Brasília - Depois de quase 10 dias, a Argentina anunciou ontem o fim do embargo às carnes brasileiras, válido desde a zero hora deste sábado. O secretário de Defesa Agropecuária do Ministério da Agricultura, Maçao Tadano, explicou que, ao contrário do acordo firmado com a Rússia, todos os Estados do País estão autorizados a vender carne para os argentinos. No acordo com os russos, o Mato Grosso ficou proibido de vender o produto por um período máximo de 12 meses. As autoridades brasileiras convenceram as argentinas, com base em argumentos técnicos, que o foco de aftosa, encontrado no Pará, não poderia contaminar as demais regiões que exportam carne.
Segundo Tadano, o prejuízo com a suspensão das exportações de carnes do Brasil para a Argentina foi muito pequeno. Como as importações pelo vizinho ficaram suspensas por apenas dez dias, não deve haver impacto no resultado da balança comercial. O comércio mais significativo é o de carne suína, que no acumulado de janeiro a maio deste ano somou 13.500 toneladas e rendeu US$ 18,5 milhões. Já as exportações de carne bovina brasileira para o mercado argentino somaram no primeiro trimestre US$ 11 mil.
No entender do governo, o embargo à carne brasileira não arranha as relações entre os dois principais parceiros do Mercosul.
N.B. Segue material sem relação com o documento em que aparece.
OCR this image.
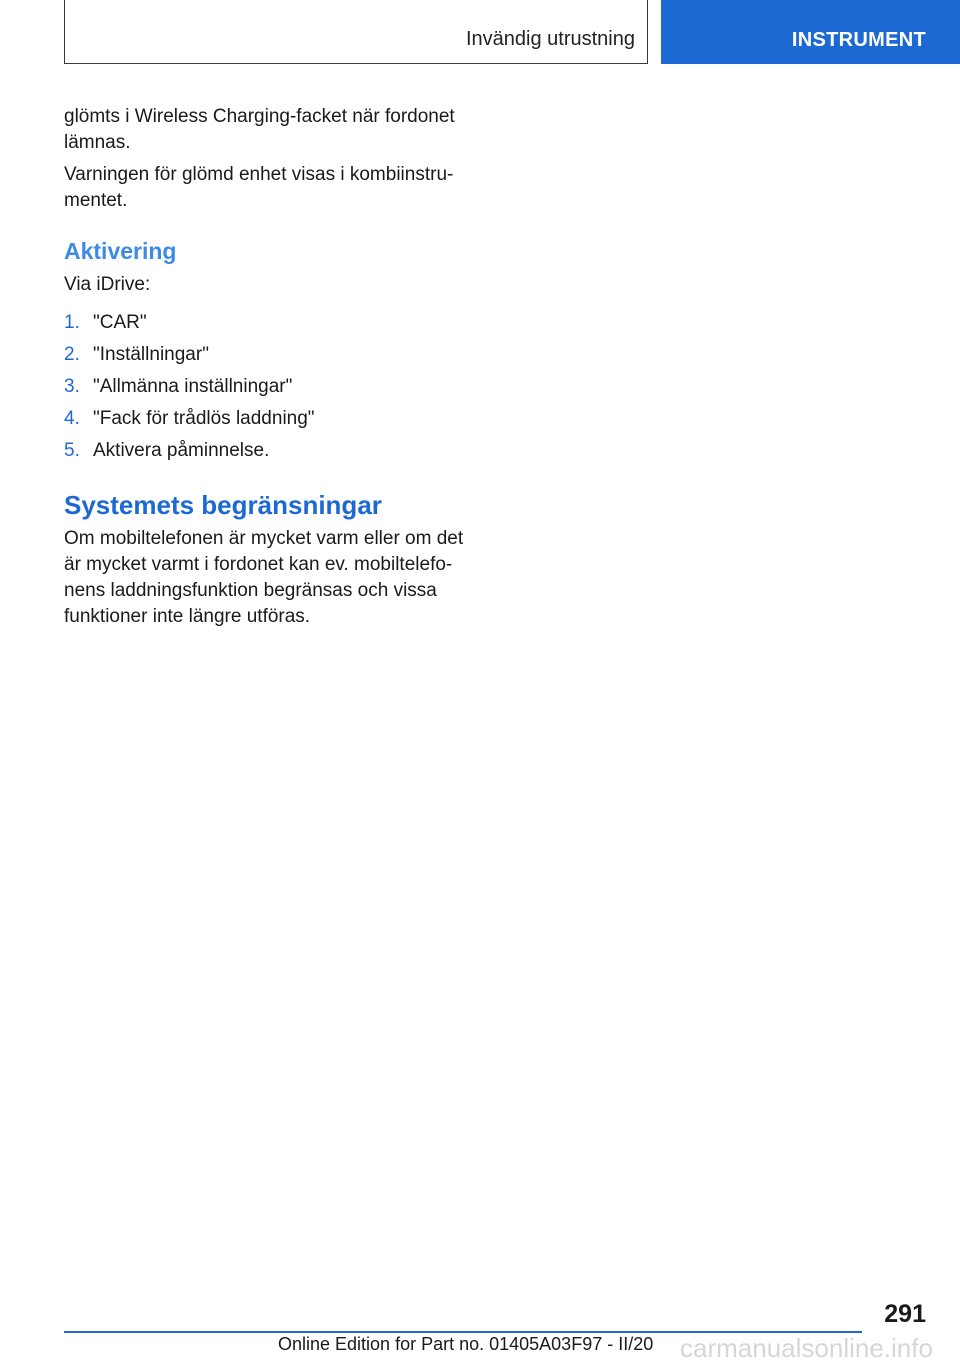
Invändig utrustning	INSTRUMENT

glömts i Wireless Charging-facket när fordonet lämnas.

Varningen för glömd enhet visas i kombiinstru‐ mentet.

Aktivering

Via iDrive:

1. "CAR"
2. "Inställningar"
3. "Allmänna inställningar"
4. "Fack för trådlös laddning"
5. Aktivera påminnelse.
Systemets begränsningar

Om mobiltelefonen är mycket varm eller om det är mycket varmt i fordonet kan ev. mobiltelefo‐ nens laddningsfunktion begränsas och vissa funktioner inte längre utföras.

291
Online Edition for Part no. 01405A03F97 - II/20 carmanualsonline.info
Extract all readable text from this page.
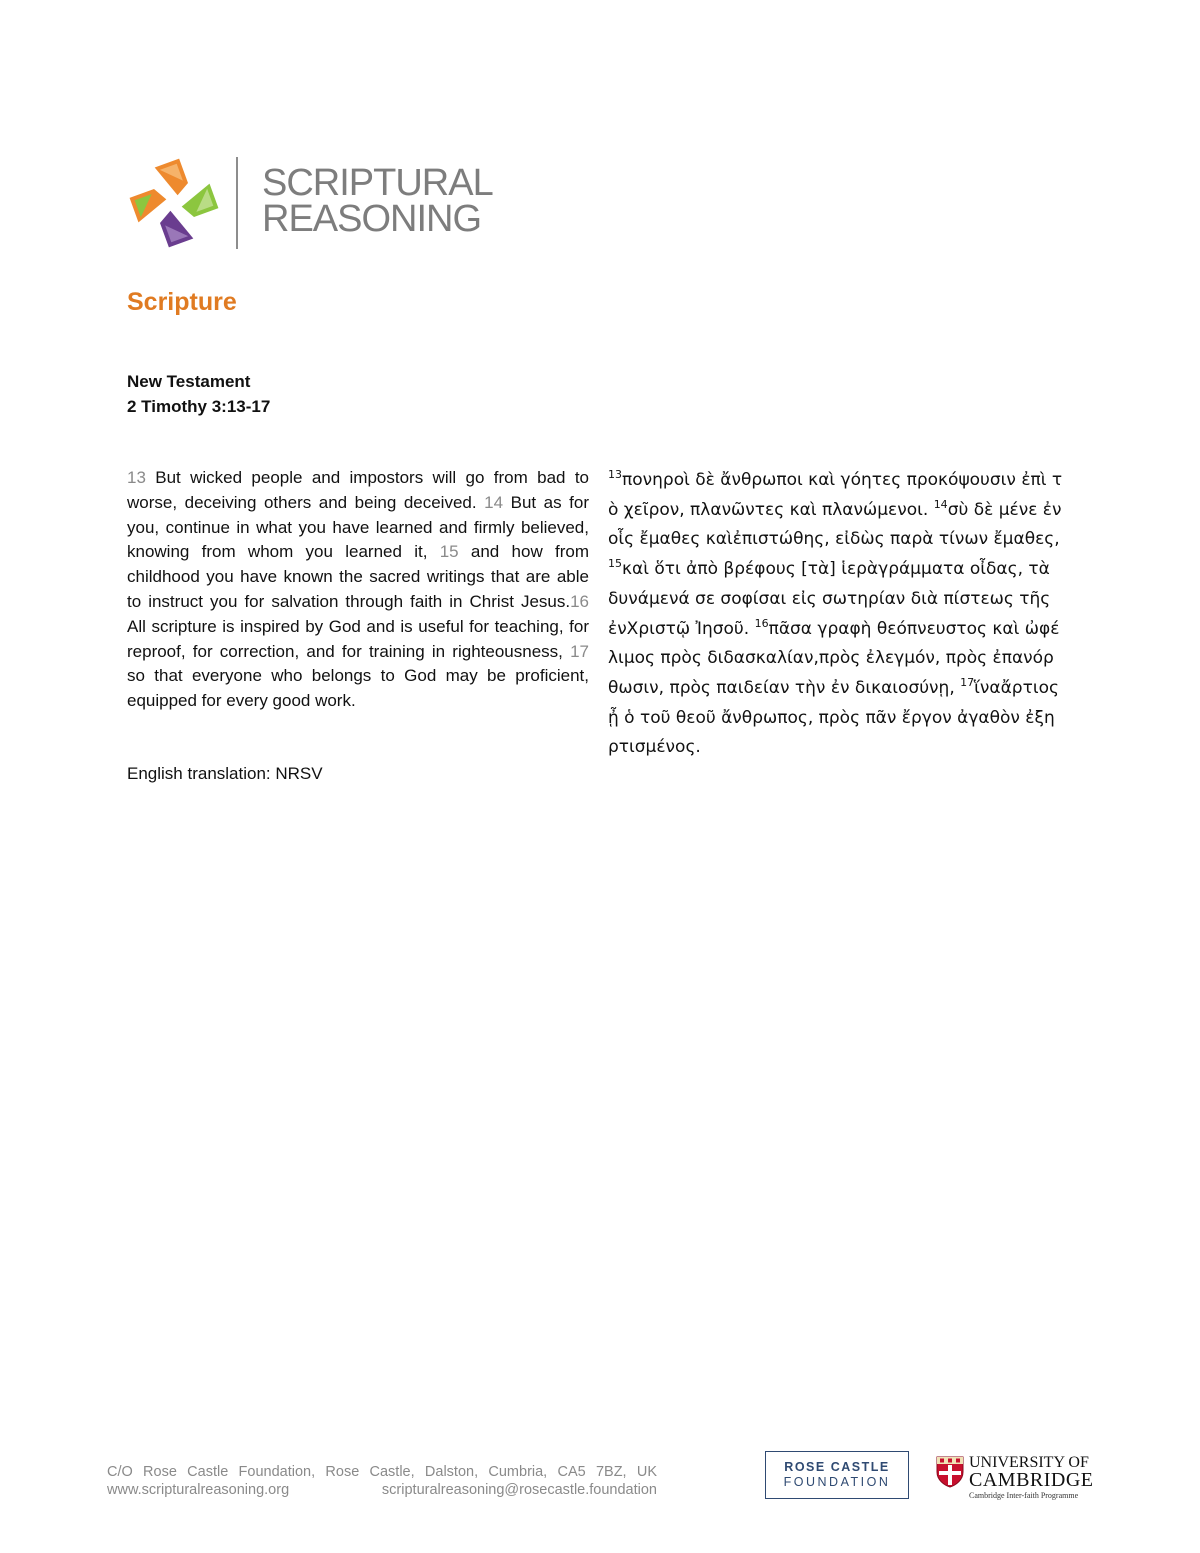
SCRIPTURAL
REASONING
Scripture
New Testament
2 Timothy 3:13-17
13 But wicked people and impostors will go from bad to worse, deceiving others and being deceived. 14 But as for you, continue in what you have learned and firmly believed, knowing from whom you learned it, 15 and how from childhood you have known the sacred writings that are able to instruct you for salvation through faith in Christ Jesus.16 All scripture is inspired by God and is useful for teaching, for reproof, for correction, and for training in righteousness, 17 so that everyone who belongs to God may be proficient, equipped for every good work.
English translation: NRSV
$^{13}$πονηροὶ δὲ ἄνθρωποι καὶ γόητες προκόψουσιν ἐπὶ τὸ χεῖρον, πλανῶντες καὶ πλανώμενοι. $^{14}$σὺ δὲ μένε ἐν οἷς ἔμαθες καὶἐπιστώθης, εἰδὼς παρὰ τίνων ἔμαθες, $^{15}$καὶ ὅτι ἀπὸ βρέφους [τὰ] ἱερὰγράμματα οἶδας, τὰ δυνάμενά σε σοφίσαι εἰς σωτηρίαν διὰ πίστεως τῆς ἐνΧριστῷ Ἰησοῦ. $^{16}$πᾶσα γραφὴ θεόπνευστος καὶ ὠφέλιμος πρὸς διδασκαλίαν,πρὸς ἐλεγμόν, πρὸς ἐπανόρθωσιν, πρὸς παιδείαν τὴν ἐν δικαιοσύνῃ, $^{17}$ἵναἄρτιος ᾖ ὁ τοῦ θεοῦ ἄνθρωπος, πρὸς πᾶν ἔργον ἀγαθὸν ἐξηρτισμένος.
C/O Rose Castle Foundation, Rose Castle, Dalston, Cumbria, CA5 7BZ, UK
www.scripturalreasoning.org	scripturalreasoning@rosecastle.foundation
ROSE CASTLE
FOUNDATION
UNIVERSITY OF
CAMBRIDGE
Cambridge Inter-faith Programme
Tadano também descartou o ''prejuízo para a imagem'' do produto brasileiro no Exterior. ''A preocupação que fica é relacionada às boas relações com a Argentina e com o Mercosul. Nós temos que fortalecer as relações com os países da América do Sul, principalmente com a Argentina'', afirmou.
Ontem, os ministros da Agricultura do Brasil, Roberto Rodrigues, e da Venezuela, Arnaldo Márquez, se reuniram para discutir a comercialização de bovinos e material genético. Até o final do ano, os venezuelanos devem importar cerca de 100 mil cabeças de bovinos do Brasil.